If the calculation for import quantities is based on SION, please describe the process to
calculate SION. How often are SION revised? Is it possible, that a company can
manufacture an output product more efficiently, i.e. with less input material, than
calculated on the basis of SION? How would the additional inputs be treated?

Response:

The calculation for import quantities is not based on SION.

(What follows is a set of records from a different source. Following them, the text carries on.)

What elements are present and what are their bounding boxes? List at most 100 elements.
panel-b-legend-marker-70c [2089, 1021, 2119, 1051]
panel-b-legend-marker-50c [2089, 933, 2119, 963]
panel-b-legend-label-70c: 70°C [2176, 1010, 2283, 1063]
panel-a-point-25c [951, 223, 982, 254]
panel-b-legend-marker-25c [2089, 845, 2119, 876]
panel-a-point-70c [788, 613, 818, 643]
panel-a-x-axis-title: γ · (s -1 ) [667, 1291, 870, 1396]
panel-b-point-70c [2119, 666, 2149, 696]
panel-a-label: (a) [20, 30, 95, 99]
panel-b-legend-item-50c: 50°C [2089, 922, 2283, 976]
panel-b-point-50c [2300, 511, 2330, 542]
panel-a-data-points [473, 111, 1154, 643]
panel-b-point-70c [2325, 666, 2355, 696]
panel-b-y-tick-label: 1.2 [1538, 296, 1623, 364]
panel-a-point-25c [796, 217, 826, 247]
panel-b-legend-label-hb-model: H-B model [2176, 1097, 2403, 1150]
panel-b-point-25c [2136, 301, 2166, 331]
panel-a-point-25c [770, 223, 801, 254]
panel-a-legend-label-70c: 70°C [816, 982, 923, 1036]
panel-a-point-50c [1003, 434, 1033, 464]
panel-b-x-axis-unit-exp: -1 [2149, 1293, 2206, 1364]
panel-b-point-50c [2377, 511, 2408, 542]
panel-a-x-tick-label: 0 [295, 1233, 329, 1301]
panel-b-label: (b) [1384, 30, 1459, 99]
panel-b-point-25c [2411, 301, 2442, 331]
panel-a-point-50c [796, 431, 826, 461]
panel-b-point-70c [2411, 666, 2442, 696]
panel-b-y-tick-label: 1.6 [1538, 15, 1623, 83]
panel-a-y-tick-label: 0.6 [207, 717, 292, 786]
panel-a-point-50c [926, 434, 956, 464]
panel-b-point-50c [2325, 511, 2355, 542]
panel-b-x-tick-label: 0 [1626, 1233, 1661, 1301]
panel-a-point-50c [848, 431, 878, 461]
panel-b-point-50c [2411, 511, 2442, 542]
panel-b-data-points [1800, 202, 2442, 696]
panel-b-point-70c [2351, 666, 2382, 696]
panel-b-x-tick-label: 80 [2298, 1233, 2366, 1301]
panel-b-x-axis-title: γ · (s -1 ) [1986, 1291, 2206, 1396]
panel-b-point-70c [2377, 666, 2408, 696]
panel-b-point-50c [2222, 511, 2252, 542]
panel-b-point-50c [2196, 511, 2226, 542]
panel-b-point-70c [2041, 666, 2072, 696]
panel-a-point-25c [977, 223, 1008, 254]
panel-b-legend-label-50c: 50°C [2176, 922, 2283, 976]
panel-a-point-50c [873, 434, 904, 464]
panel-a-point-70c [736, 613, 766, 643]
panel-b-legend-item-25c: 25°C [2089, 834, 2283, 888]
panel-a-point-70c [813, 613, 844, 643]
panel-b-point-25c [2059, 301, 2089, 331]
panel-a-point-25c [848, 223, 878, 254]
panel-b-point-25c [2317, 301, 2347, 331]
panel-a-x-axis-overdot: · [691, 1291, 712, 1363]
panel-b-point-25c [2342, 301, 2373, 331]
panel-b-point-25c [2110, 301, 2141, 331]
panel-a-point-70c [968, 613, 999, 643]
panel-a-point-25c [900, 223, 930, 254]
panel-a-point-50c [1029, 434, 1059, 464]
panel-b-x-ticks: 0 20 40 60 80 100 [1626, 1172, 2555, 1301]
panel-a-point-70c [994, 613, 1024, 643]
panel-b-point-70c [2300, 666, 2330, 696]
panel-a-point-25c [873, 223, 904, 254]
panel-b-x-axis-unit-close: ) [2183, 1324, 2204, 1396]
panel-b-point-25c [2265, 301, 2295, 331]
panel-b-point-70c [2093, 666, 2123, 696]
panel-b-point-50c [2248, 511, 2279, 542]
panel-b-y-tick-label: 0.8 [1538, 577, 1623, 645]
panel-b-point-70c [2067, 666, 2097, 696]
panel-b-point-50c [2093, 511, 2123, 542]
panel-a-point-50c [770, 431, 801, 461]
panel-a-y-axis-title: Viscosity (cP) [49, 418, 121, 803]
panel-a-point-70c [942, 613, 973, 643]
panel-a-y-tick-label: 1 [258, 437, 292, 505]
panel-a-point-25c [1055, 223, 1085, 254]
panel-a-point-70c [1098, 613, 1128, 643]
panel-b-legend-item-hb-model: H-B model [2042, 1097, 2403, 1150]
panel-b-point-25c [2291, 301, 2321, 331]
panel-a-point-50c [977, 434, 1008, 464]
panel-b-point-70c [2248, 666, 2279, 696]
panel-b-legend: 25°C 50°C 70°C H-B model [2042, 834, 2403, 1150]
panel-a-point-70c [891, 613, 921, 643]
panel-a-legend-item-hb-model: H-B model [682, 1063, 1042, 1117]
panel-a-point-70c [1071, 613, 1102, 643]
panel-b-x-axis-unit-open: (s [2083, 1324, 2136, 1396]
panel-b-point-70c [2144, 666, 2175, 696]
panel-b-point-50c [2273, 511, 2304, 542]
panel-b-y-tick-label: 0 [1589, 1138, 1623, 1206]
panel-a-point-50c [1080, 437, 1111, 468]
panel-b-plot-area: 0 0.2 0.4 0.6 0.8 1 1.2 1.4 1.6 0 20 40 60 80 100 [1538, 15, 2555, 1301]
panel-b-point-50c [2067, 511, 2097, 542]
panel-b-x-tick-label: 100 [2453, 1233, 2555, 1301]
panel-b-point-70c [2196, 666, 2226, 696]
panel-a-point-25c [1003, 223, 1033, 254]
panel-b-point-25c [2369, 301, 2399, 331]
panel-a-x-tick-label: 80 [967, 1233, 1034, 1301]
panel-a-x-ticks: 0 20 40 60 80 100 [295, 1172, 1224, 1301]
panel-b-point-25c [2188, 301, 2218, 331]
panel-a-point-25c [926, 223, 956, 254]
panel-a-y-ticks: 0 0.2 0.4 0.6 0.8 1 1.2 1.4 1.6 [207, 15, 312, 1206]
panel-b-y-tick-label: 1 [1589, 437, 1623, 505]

(b) Copies of the laws, regulations or other governmental acts relevant for the operation of this
programme with subsequent amendments.

Response:
(a) Section 75 of the Customs Act, 1962 regarding customs duties paid on the imported
inputs used in the manufacture of exported product

(b) Section 37(2) of the Central Excise Act, 1944 regarding the central excise duties paid
on the indigenously procured inputs used in the manufacture of the exported product

(c) Section 93A and Section 94(2) of the Finance Act, 1994 regarding the service tax paid
on the services consumed in the manufacture, processing, removal or export of the
exported product

(d) The Customs, Central Excise and Service Tax Drawback Rules, 1995 (hereinafter
referred to as the Drawback Rules 1995)

(e) The rates of drawback applicable on various products are given in the form of a
Drawback Schedule and are notified. The relevant notifications for POI are as follows
-

Notification no. 68/2011-Customs (NT) dated 22.09.2011


Notification no. 92/2012-Customs (NT) dated 05.10.2012
Notification no. 98/2013-Customs (NT) dated 14.09.2013
Notification no. 110/2014-Customs (NT) dated 17.11.2014
Notification no. 110/2015-Customs (NT) dated 16.11.2015
Copies are available at www.cbec.gov.in

(c) A description of the practical implementation of the programme with the Customs
authorities. Describe all the documents which are kept by the national and local Customs
authorities.

Response:
The Duty Drawback on export goods is claimed at the time of export and with details filled
in the required format in the Shipping Bill/Bill of Export under Drawback. In case of
exports under electronic Shipping Bill, the Shipping Bill itself is treated as the claim for
Drawback. In case of manual shipping bill, triplicate copy of the Shipping Bill is treated as
the claim for Drawback. The claim is to be accompanied by specified documents as laid
down in the Drawback Rules 1995. If the requisite documents are not furnished or there is
any deficiency, the claim may be returned for furnishing requisite information/documents.

Once the Export General Manifest (EGM) has been filed by respective airlines / shipping
lines and the export is confirmed, the Drawback claim is automatically processed through
EDI system by the officers of Drawback Branch on first-come first-served basis. The status
of the Shipping Bills and sanction of Drawback claim can be ascertained from the query
counter set up at the Service Centre. If any query is raised or deficiency noticed, the
exporters are required to reply to such queries through the Service Centre. All the claims
sanctioned on a particular day are enumerated in a scroll and transferred to the Bank
through the system. The bank credits the drawback amount in the respective accounts of
the exporters.

In respect of EDI shipping bills, all record is available electronically in Central database.
The manual record is kept at individual Customs location. Details of records kept by
Companies may be obtained from them.

(d) The following information with regard to the company under investigation:
Name of the company.
Has the company used the DDS on a post-export basis during the RIP?
Through which Customs House(s) has the company used the DDS?
The total amount of DDS credit granted during the RIP to offset customs duties.
The total amount of DDS credit used during the RIP to offset customs duties.
Please provide a list of all licences granted to the company.
Has the company paid application fees? If so, provide the amounts

Response:
There is no license involved in DDS. This is rebate of duties/taxes extended directly in bank
account of exporter. Annexed here as Annexure 9 are details of AIR duty drawback claimed
by various companies (companies under investigation/mandatory respondents) under
investigation for exports under EDI shipping bills. Those exporters who do not appear in
the data attached appear to have not claimed AIR drawback under EDI shipping bills.